Edelson adds that this move has also cut off the data supply to dozens of journalists and researchers, who rely on the NYU Ad Observatory for their daily dose of information on Facebook and the many disinformation campaigns its platform is home to.

A Consent Decree, Or An Open Challenge?

The company and initially asserted that the block had been imposed owing to a consent decree with the Federal Trade Commission. But spokesperson Joe Osborne now says that the decree actually requires Facebook to set up rules for a privacy programme, which, he asserts, were violated by the group. He adds that had the NYU team contacted the firm “in advance,” the social media biggie would have been able to come up with an exception to the rules.

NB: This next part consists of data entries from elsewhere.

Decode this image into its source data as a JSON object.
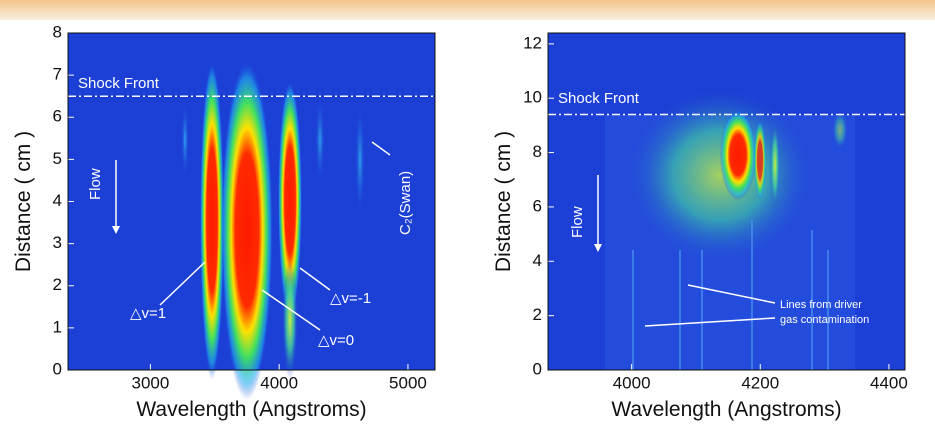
{
  "chart_data": [
    {
      "type": "heatmap",
      "x_label": "Wavelength (Angstroms)",
      "y_label": "Distance ( cm )",
      "xlim": [
        2360,
        5210
      ],
      "xticks": [
        3000,
        4000,
        5000
      ],
      "ylim": [
        0,
        8
      ],
      "yticks": [
        0,
        1,
        2,
        3,
        4,
        5,
        6,
        7,
        8
      ],
      "shock_front": 6.5,
      "annotations": [
        "Shock Front",
        "Flow",
        "△v=1",
        "△v=0",
        "△v=-1",
        "C₂(Swan)"
      ]
    },
    {
      "type": "heatmap",
      "x_label": "Wavelength (Angstroms)",
      "y_label": "Distance ( cm )",
      "xlim": [
        3870,
        4425
      ],
      "xticks": [
        4000,
        4200,
        4400
      ],
      "ylim": [
        0,
        12.4
      ],
      "yticks": [
        0,
        2,
        4,
        6,
        8,
        10,
        12
      ],
      "shock_front": 9.4,
      "annotations": [
        "Shock Front",
        "Flow",
        "Lines from driver",
        "gas contamination"
      ]
    }
  ]
}
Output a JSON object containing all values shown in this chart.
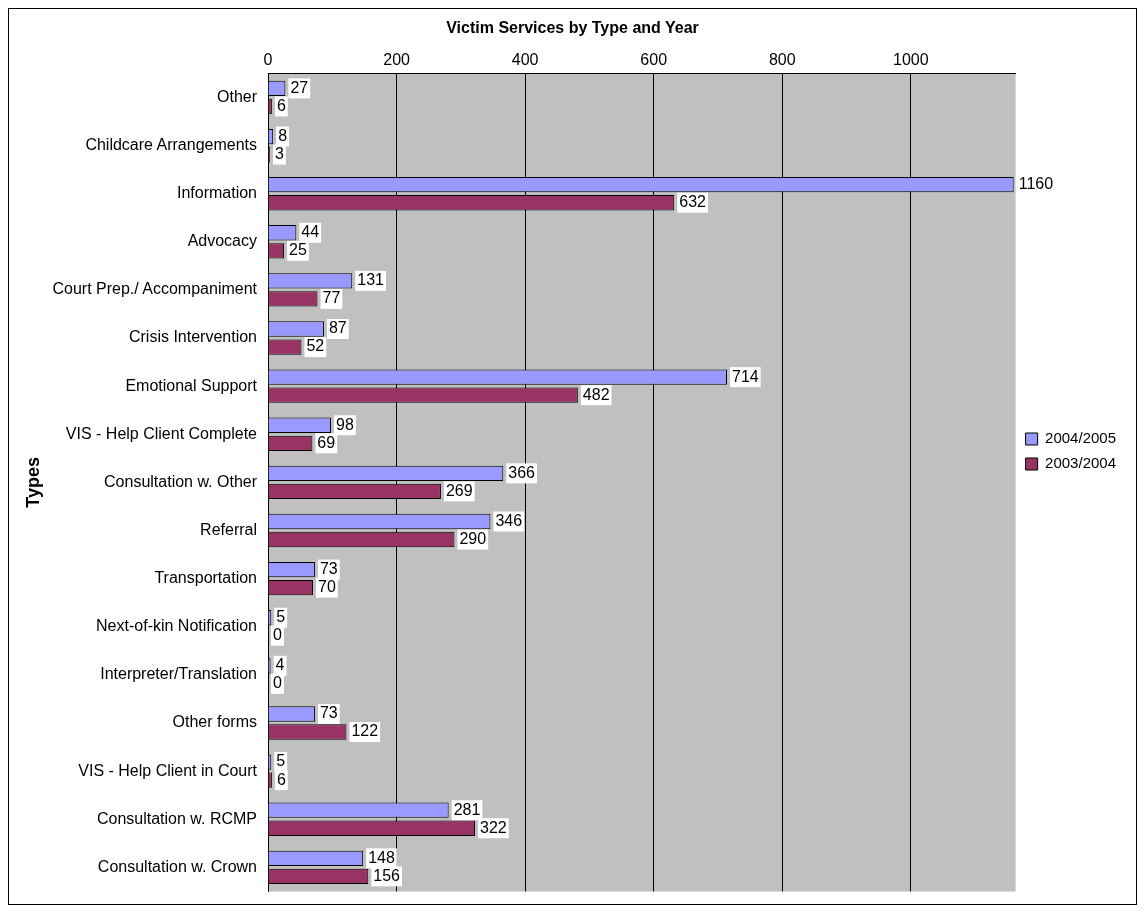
{
  "chart_data": {
    "type": "bar",
    "orientation": "horizontal",
    "title": "Victim Services by Type and Year",
    "ylabel": "Types",
    "categories": [
      "Other",
      "Childcare Arrangements",
      "Information",
      "Advocacy",
      "Court Prep./ Accompaniment",
      "Crisis Intervention",
      "Emotional Support",
      "VIS - Help Client Complete",
      "Consultation w. Other",
      "Referral",
      "Transportation",
      "Next-of-kin Notification",
      "Interpreter/Translation",
      "Other forms",
      "VIS - Help Client in Court",
      "Consultation w. RCMP",
      "Consultation w. Crown"
    ],
    "series": [
      {
        "name": "2004/2005",
        "color": "#9999ff",
        "values": [
          27,
          8,
          1160,
          44,
          131,
          87,
          714,
          98,
          366,
          346,
          73,
          5,
          4,
          73,
          5,
          281,
          148
        ]
      },
      {
        "name": "2003/2004",
        "color": "#993366",
        "values": [
          6,
          3,
          632,
          25,
          77,
          52,
          482,
          69,
          269,
          290,
          70,
          0,
          0,
          122,
          6,
          322,
          156
        ]
      }
    ],
    "xlim": [
      0,
      1163
    ],
    "xticks": [
      0,
      200,
      400,
      600,
      800,
      1000
    ],
    "grid": "x",
    "legend": "right",
    "data_labels": true
  }
}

Underneath all this drama, however, seems to lie an open challenge to the US regulatory bodies. It appears as if Facebook is “daring” authorities to finally pursue regulation and formulate legislations, in the political ad sector. Social media platforms and research teams have been at loggerheads not once, but many times. And many (like The Verge’s Casey Newton) believe that only passing a solid privacy legislation, one that would ideally provide exceptions to academics for carrying out research into various aspects of social sites. An external oversight agency is also being called for.

And perhaps, such a legislation may soon come knocking, since senators like Sen. Mark Warner from Virginia, agrees that the “shadowy world of online advertising” needs to be made more transparent. However, at the same time, any solid steps do seem quite far away, as of now.